BAB 6 : SAY YES - FORCED

129 12 2
                                    

Ada saatnya menyendiri merupakan hal terbaik yang pernah ada dan ada saatnya pula dengan menyendiri dapat menghancurkan diri sendiri

-Not House, but Home-

...

Kita tidak akan tahu kapan takdir berjalan mengingkari kata hati. Ah, mungkin bukan hanya kata hati, adakalanya takdir terasa begitu kejam di saat menghancurkan rencana yang sudah disusun susah payah selama ini. Tak peduli seberapa hebat seseorang merancangnya, tidak peduli seberapa lelahnya seseorang melakukan usaha untuk mencapai tujuannya. Jika ingin maka takdir akan menghancurkan semuanya dalam waktu yang singkat.

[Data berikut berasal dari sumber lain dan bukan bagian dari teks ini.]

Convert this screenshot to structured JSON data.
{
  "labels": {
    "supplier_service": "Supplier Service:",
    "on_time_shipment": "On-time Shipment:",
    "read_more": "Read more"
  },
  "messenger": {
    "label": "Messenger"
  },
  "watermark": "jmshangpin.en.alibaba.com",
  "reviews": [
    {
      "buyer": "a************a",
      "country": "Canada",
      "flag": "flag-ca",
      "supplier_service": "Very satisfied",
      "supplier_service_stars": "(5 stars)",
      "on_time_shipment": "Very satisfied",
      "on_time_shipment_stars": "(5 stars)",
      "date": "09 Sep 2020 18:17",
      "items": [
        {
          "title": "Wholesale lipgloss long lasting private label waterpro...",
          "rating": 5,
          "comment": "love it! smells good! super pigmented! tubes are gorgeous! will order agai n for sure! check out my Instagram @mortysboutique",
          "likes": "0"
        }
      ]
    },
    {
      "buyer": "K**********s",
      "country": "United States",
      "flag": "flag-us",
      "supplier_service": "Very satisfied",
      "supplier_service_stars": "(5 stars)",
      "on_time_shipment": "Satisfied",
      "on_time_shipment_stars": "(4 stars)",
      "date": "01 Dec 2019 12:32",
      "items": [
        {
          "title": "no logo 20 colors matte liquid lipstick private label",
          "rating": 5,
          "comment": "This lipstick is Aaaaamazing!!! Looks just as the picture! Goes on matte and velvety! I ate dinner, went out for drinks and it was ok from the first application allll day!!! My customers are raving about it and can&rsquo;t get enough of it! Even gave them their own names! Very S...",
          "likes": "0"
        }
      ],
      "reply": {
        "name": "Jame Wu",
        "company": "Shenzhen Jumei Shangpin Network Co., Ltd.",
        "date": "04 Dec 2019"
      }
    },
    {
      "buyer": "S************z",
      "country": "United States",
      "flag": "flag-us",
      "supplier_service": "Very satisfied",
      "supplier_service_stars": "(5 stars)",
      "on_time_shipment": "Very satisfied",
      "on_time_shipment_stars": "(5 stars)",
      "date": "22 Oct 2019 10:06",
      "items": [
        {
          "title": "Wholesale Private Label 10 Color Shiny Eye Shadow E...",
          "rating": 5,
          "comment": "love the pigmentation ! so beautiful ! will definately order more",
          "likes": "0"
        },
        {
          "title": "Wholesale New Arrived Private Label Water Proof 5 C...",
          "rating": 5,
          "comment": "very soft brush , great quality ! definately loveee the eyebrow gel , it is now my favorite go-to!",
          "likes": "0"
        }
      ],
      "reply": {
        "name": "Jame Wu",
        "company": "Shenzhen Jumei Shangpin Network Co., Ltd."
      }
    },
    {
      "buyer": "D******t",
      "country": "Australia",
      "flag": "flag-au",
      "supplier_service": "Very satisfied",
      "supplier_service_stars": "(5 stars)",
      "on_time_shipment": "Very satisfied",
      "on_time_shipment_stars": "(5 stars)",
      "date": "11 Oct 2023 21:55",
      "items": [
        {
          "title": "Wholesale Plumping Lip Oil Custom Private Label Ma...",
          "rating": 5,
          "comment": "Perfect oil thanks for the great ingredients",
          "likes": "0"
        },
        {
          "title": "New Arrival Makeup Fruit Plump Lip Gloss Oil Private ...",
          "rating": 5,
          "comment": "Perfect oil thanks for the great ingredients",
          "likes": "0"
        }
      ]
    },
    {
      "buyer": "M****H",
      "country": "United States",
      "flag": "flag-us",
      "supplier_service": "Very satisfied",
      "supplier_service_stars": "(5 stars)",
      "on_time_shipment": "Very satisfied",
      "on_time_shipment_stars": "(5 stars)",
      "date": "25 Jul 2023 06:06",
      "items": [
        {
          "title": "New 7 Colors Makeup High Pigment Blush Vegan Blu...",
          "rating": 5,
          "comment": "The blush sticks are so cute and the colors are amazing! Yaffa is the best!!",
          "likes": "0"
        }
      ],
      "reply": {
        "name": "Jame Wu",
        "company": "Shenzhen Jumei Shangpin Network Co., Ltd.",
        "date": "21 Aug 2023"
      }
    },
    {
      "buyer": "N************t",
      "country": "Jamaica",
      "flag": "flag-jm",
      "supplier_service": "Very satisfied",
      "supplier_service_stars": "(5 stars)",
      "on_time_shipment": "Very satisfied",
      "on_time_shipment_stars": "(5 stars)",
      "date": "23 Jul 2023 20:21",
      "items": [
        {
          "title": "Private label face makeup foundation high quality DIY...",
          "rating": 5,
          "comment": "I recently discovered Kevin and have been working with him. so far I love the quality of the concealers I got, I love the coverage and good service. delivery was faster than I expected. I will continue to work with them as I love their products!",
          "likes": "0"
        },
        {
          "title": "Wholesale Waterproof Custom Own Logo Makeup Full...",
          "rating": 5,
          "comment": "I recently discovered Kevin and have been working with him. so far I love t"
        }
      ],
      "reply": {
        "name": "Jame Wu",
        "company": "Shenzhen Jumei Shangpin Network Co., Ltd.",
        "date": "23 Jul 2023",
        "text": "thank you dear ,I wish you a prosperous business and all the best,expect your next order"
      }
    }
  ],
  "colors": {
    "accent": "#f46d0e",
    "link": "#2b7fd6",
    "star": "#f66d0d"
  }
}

Ya, setidaknya itu menurut Dinan.

Cowok dengan titik hitam kecil di dagu itu mengedarkan pandangan melalui jendela kelas. Awan putih berarakan menyelimuti langit biru yang membentangi sekolah, angin siang berembus pelan berhasil membuat sedikit ujung rambutnya berterbangan.

Lagu Say Yes, yang dinyanyikan Loco dan Punch memenuhi setiap sudut kelas. Nada ceria dari musik maupun vokalis terdengar. Ah, rapper juga mungkin?

Suara tepuk tangan dari siswa membentuk irama. Nihilnya, kali ini Dinan harus mengakui betapa hebatnya dua orang di panggung kelas itu ketika membawakannya. Rin, gadis yang duduk di bangku depan, begitu juga Raya yang sebangku dengannya.

Aku berada di hadapanmu
Aku di sini
Katakan dengan bibirmu
Say yes, say yes

Tanpa sadar aku mendatangimu
Bersama angin yang berembus, aku ingin mengungkapkannya
Cinta itu ada

"Rin! Gue fans lo!" teriak Dikta sembari mengangkat kedua tangan dengan heboh. Bukan tanpa alasan anak sekelas hampir semua bernyanyi hari ini. Apalagi jika bukan alasan pengambilan seni musik, dan sialnya kenapa kegiatan ini ada setelah Dinan duduk di sekolah ini?

Sungguh, ingin rasanya Dinan mengumpat sekarang.

Beberapa hari yang lalu hingga saat ini, ia sudah terang-terangan menolak ajakan Dikta dengan mengatakan tidak bisa bernyanyi bahkan memainkan musik. Tapi jika situasinya seperti ini, ia harus melakukan apa?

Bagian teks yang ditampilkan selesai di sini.